/transf_chatbot_metalWOZ

Chatbot based on Multihead Attention on metal WOZ dataset using transfer learning

Primary LanguagePython

Multi-Attention Transformer for Personal Chatbots on Multilingual Datasets

Author: Lygerakis Fotios

Research Associate at NCRS "Demokritos"

Description

This project utilize the multi-head attention transformer architecture to build a chatbot using big corpora of questions and responses.

  • The transformer is based on this tutorial.

  • A lot of complementary functionalities are added regarding data preprossesing and the code is split into files to be more readable.

  • We use a FastNet model to acquire pre-trained word and sub-word embeddings.

Languages:

  • English
  • Greek
    • OpenSubtiltes Greek dataset subset (100K)

Use

Python3 Install venv for python3 virtual environments:

sudo apt install -y python3-venv

Go to project directory:

cd transf_chatbot

Create a python virtual environment:

python3 -m venv project_env

Activate python:

source project_env/bin/activate

Install requirements:

pip3 install -r requirements.txt

Download the FastText models

cd embeddings

wget https://dl.fbaipublicfiles.com/fasttext/vectors-crawl/cc.en.300.bin.gz

gunzip cc.en.300.bin.gz

wget https://dl.fbaipublicfiles.com/fasttext/vectors-crawl/cc.el.300.bin.gz

gunzip cc.el.300.bin.gz

The code is configured to run on multiple GPU (if available).

Use the config.yaml file to configure the model, train and chat hyperparameters.

####Model

A model's hyperparameters are:

  • NUM_LAYERS
  • D_MODEL (depth of the model)
  • NUM_HEADS
  • UNITS
  • DROPOUT
  • lr:
    • initial_LR
    • decay_steps
    • decay_rate
    • staircase (True or False)
    • warmup_steps

Important: D_MODEL % NUM_HEADS == 0, because D_MODEL % NUM_HEADS = depth

Actually d_model is hard-coded from the dimensions of FastNet model which is 300, but it would rise an error if not compatable.

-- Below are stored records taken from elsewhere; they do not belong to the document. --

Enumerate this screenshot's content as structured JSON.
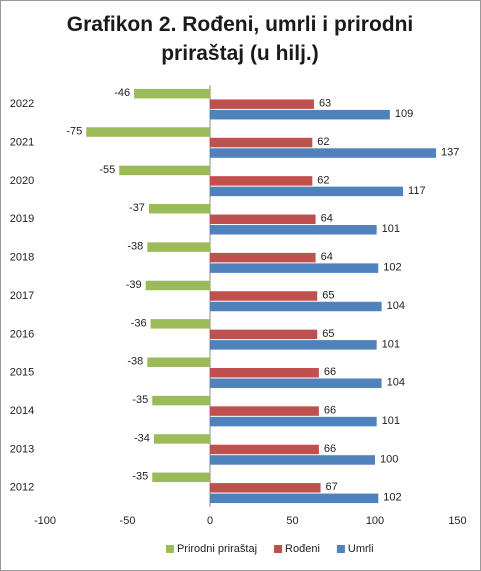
{
  "chart_data": {
    "type": "hbar",
    "title": "Grafikon 2. Rođeni, umrli i prirodni priraštaj (u hilj.)",
    "categories": [
      "2022",
      "2021",
      "2020",
      "2019",
      "2018",
      "2017",
      "2016",
      "2015",
      "2014",
      "2013",
      "2012"
    ],
    "series": [
      {
        "name": "Prirodni priraštaj",
        "color": "#9bbb59",
        "values": [
          -46,
          -75,
          -55,
          -37,
          -38,
          -39,
          -36,
          -38,
          -35,
          -34,
          -35
        ]
      },
      {
        "name": "Rođeni",
        "color": "#c0504d",
        "values": [
          63,
          62,
          62,
          64,
          64,
          65,
          65,
          66,
          66,
          66,
          67
        ]
      },
      {
        "name": "Umrli",
        "color": "#4f81bd",
        "values": [
          109,
          137,
          117,
          101,
          102,
          104,
          101,
          104,
          101,
          100,
          102
        ]
      }
    ],
    "xlim": [
      -100,
      150
    ],
    "xticks": [
      -100,
      -50,
      0,
      50,
      100,
      150
    ],
    "legend": "bottom"
  }
}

####Train You can train a model by simply running

python3 train.py

The hyperparameters for training in the configuration file are:

  • MAX_LENGTH
  • BATCH_SIZE
  • BUFFER_SIZE
  • EPOCHS
  • resume_auto (True or False)
  • resume_manual (True or False)
  • manual_ckpt_filename
  • manual_vocab_filename
  • language (english or greek)

If resume_auto is True the program will automatically search for existing vocabulary file and checkpoint to load. If this fails it will create new ones.

After starting training, you can observe the epoch_loss, epoch_accuracy and learning rate curves by opening a new terminal and running from the project repository:

tensorboard --logdir logs/scalars/

The curves need some time to appear, because if starting from clean train there is no information to plot.

####Chat

You can chat with your chatbot after training your model or if you want to you can use a pretrained one.

You can simply run:

python3 chat.py

###Note: The models need careful hyperparameter-tuning and long trainings (approximately 10000 epochs) depending on the size of the corpora. This can possibly take days on a GPU.